The Role of the Board in Corporate Governance
Corporate governance is the set of guidelines, practices and procedures that businesses use to manage themselves. This governance framework provides checks and balances that make companies accountable to their shareholders, employees and other stakeholders.
The models of corporate governance are diverse in the current business environment, and all have distinct effects on the effectiveness of a business. Some governance systems are more focused on the stock market, whereas others have a stronger focus on the company’s clients or its employees.

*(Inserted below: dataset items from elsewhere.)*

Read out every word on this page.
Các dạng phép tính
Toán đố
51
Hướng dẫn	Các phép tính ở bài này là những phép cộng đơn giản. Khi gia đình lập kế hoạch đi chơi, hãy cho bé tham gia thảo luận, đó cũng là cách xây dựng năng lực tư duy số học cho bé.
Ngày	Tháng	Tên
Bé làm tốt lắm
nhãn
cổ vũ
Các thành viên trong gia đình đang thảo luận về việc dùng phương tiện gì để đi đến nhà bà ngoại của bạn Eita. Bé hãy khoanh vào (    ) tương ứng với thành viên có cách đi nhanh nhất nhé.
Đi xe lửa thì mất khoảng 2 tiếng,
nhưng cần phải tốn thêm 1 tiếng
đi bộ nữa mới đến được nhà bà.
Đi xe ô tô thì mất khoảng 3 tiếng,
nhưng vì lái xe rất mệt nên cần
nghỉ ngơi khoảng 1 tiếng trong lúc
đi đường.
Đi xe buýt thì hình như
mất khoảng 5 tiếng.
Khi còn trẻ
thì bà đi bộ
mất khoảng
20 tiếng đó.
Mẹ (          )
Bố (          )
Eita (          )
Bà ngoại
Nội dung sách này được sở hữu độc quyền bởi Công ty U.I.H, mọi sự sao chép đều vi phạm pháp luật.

The primary responsibility of the board is setting the company’s strategy for the long-term and making sure that it is in that the company is in compliance with ethical and legal standards. The board should also provide oversight of management, including the CEO. This requires active participation by all directors, as well as the preparation of board meetings.
A structure of committees that is effective lets the board examine and discuss topics in greater depth than is possible to do during full-board meetings. The board should decide which committees will fulfill which functions and who will be on each committee.
The corporate governance structure must be fair to all shareholders. This includes avoiding decisions that favor one group of shareholders over one group. This also includes treating suppliers, vendors and communities with respect.
The role of the board differs in accordance with the industry and the country. In the United States, for example, the Securities and Exchange Commission (SEC) has developed a set of best practices for boards in areas such as ESG reporting, cybersecurity and governance structures. The SEC’s requirements are supported by guidance from top global university centers for excellence in leadership and management.